The fact that the UK had sent deterrents before was in part one of the reasons they didn’t in 1981/1982; it was very expensive to do so, the government was not rolling in money, and there was a clear sense that the boy was crying wolf. After all, nothing really happened in 1977, right? And hey, the Argentines weren’t Communists, who were Thatcher’s bugbear. Had the Thatcher government sent off a bunch of ships at a heavy cost and nothing had continued to happen they would have taken a significant popularity blow.
Never ascribe to malice what can be explained by incompetence.
The installation, though, was the violation. I mean, obviously, a violation with nukes is a lot more serious than, for example, when Germany threatened to land troops in Venezuela in 1902. But the principle is the same–hands off the Western Hemisphere, except where you were here in 1820.
I was at RMC, Kingston (Canada) at that time and I remember reading in Jane’s Defence Weekly or something like that an interview with, ISTR, Haig. In it he said that Britain had to respond as they did because the USSR thought that all western nations were weak and corrupt and that this was an opportunity to prove otherwise.
And in a weekly news magazine (Time, Newsweek or Maclean’s) there was a quote from the mother of an Argentinian soldier (after the Brits won) about how terrible it was that the Argentinian government “sent our boys to fight against the professionals”.

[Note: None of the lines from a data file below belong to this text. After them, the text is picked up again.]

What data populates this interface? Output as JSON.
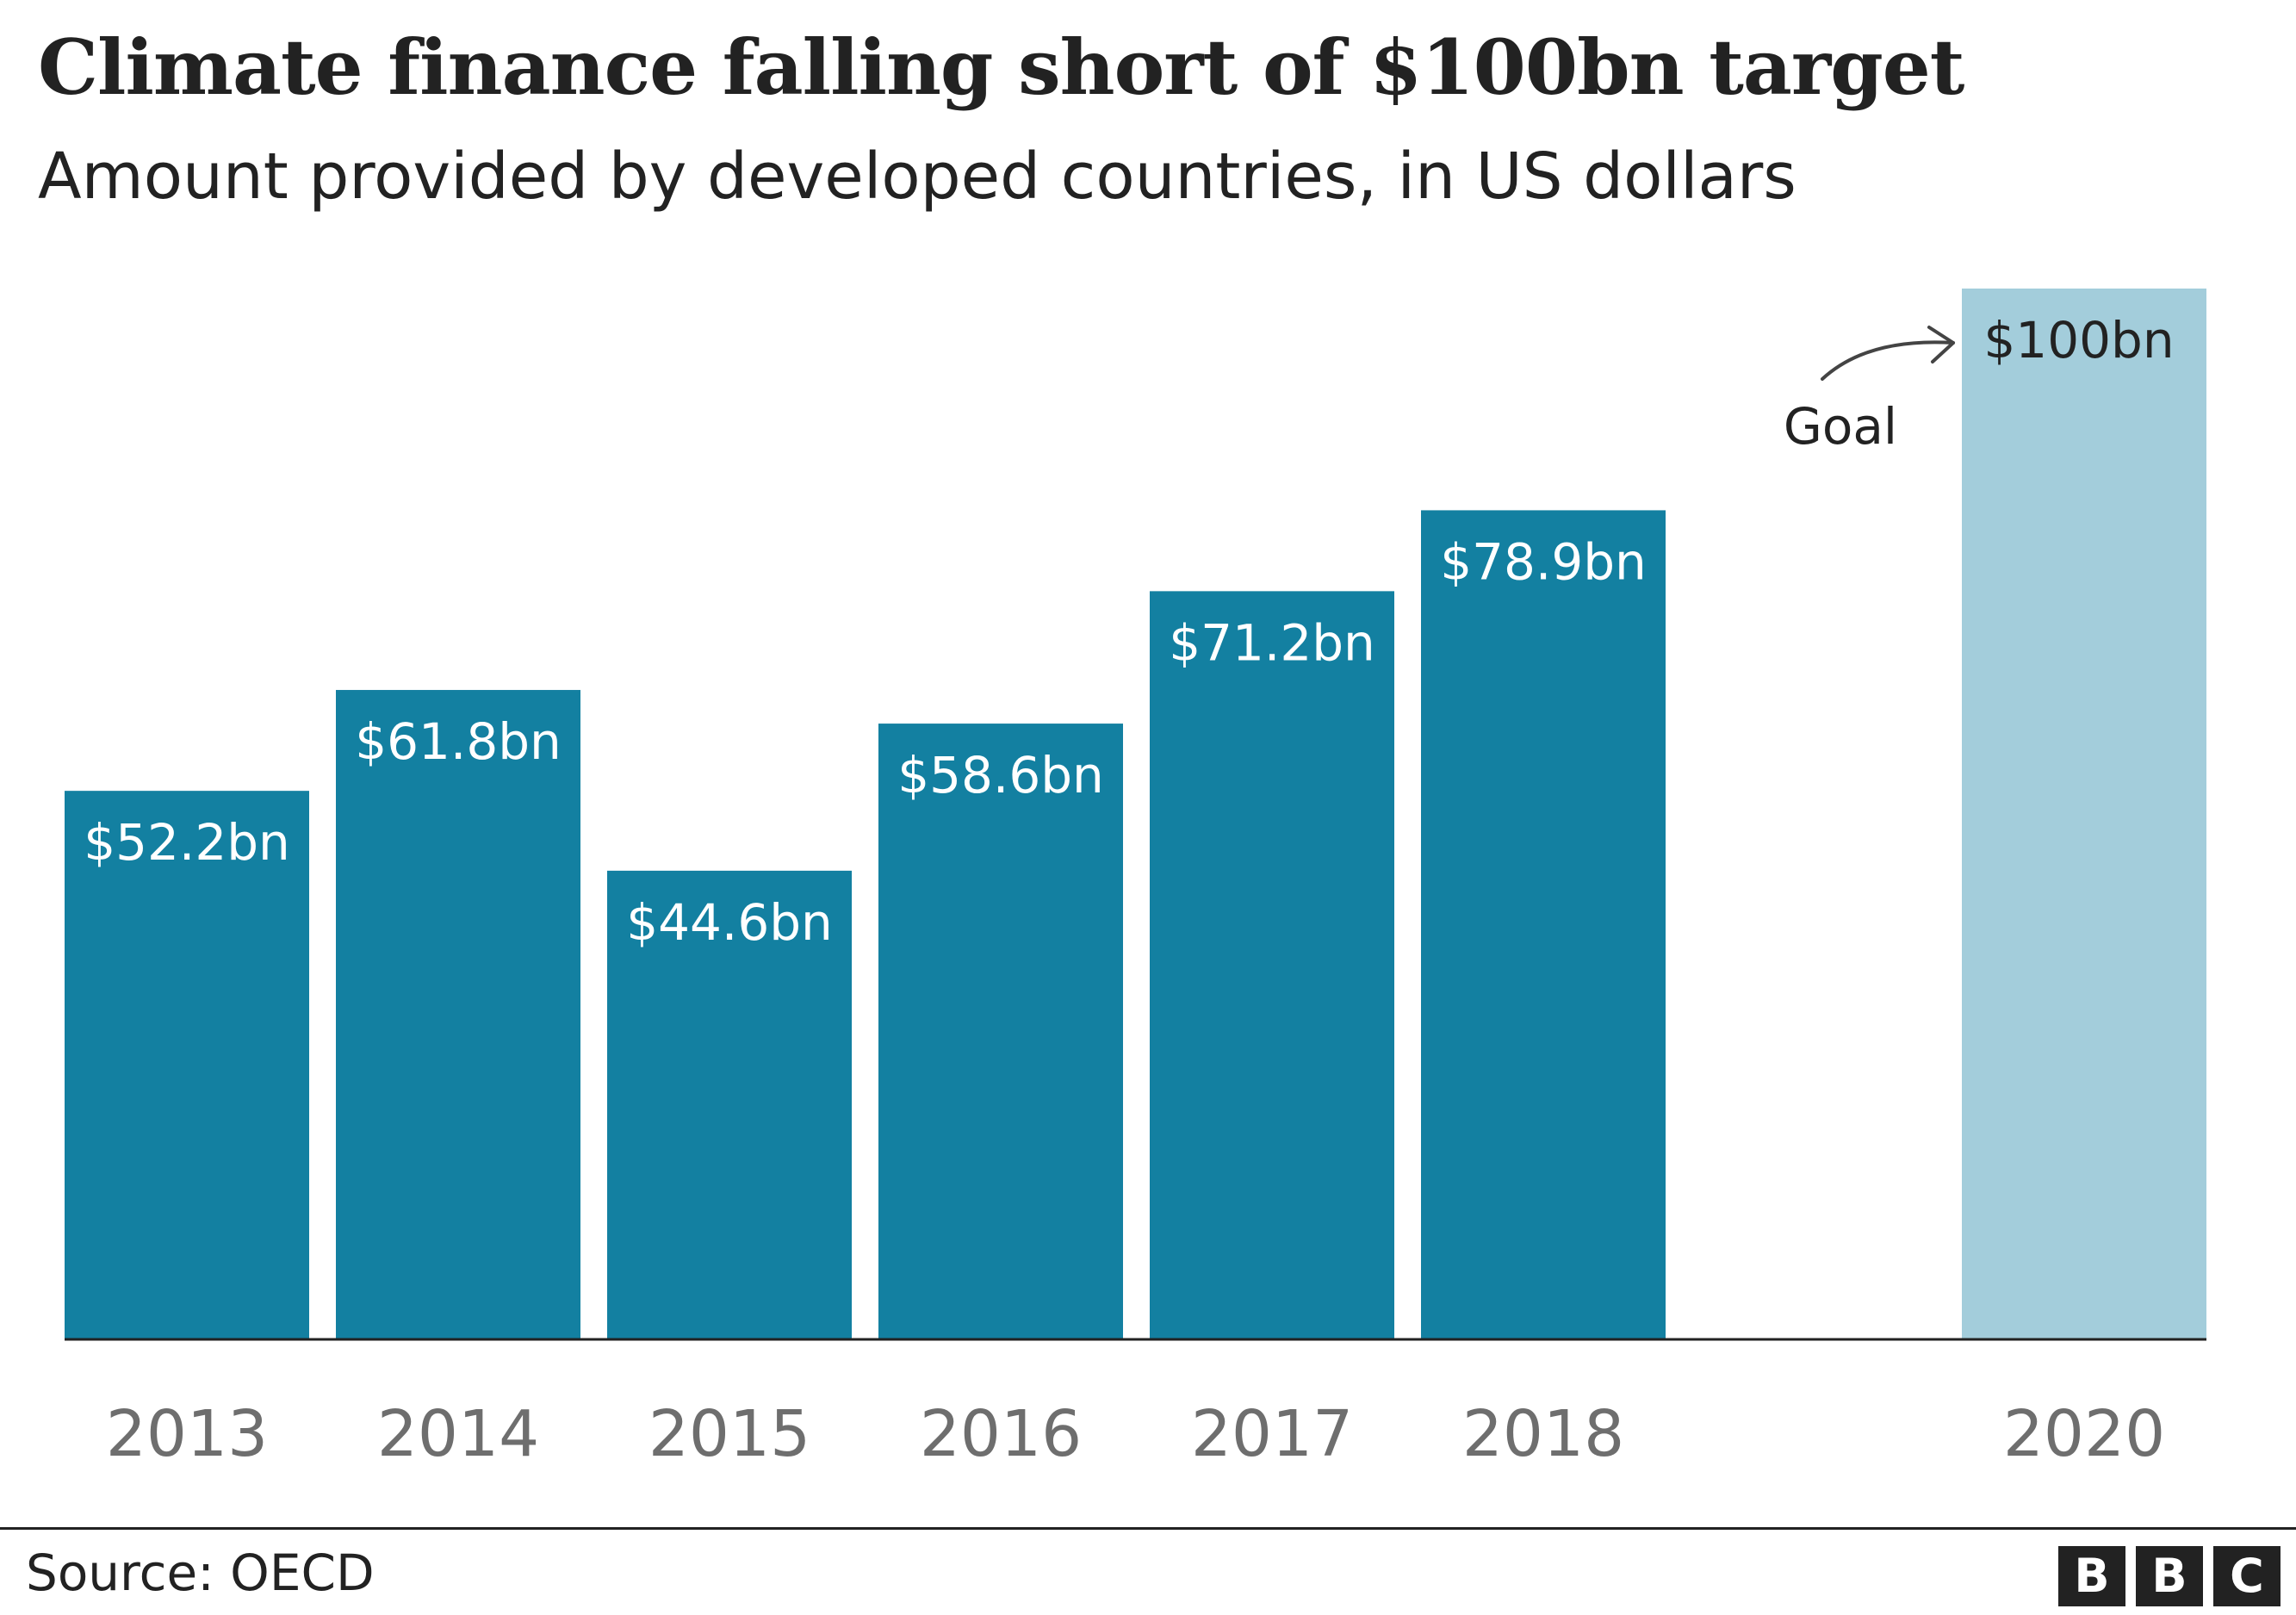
{
  "header": {
    "title": "Climate finance falling short of $100bn target",
    "subtitle": "Amount provided by developed countries, in US dollars"
  },
  "chart_data": {
    "type": "bar",
    "title": "Climate finance falling short of $100bn target",
    "subtitle": "Amount provided by developed countries, in US dollars",
    "xlabel": "",
    "ylabel": "",
    "categories": [
      "2013",
      "2014",
      "2015",
      "2016",
      "2017",
      "2018",
      "2020"
    ],
    "values": [
      52.2,
      61.8,
      44.6,
      58.6,
      71.2,
      78.9,
      100
    ],
    "data_labels": [
      "$52.2bn",
      "$61.8bn",
      "$44.6bn",
      "$58.6bn",
      "$71.2bn",
      "$78.9bn",
      "$100bn"
    ],
    "ylim": [
      0,
      100
    ],
    "grid": false,
    "annotation": {
      "text": "Goal",
      "target_category": "2020"
    },
    "colors": {
      "actual": "#1380A1",
      "goal": "#A3CDDB",
      "label_on_actual": "#ffffff",
      "label_on_goal": "#222222",
      "tick_label": "#6E6E6E",
      "baseline": "#222222"
    }
  },
  "footer": {
    "source": "Source: OECD",
    "logo_letters": [
      "B",
      "B",
      "C"
    ]
  }
}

I am aware that “proved to be” is semantically equivalent to “turned out to be”. You are still having military leaders assure their colleague that the invasion of the Falklands in early to mid-1982 will be (would have been, speaking from today’s perspective) as easy as the U.S. invasion of Grenada in late 1983. How is this possible? Presumably, the assurances were offered to Galtieri before the invasion took place. In 1982.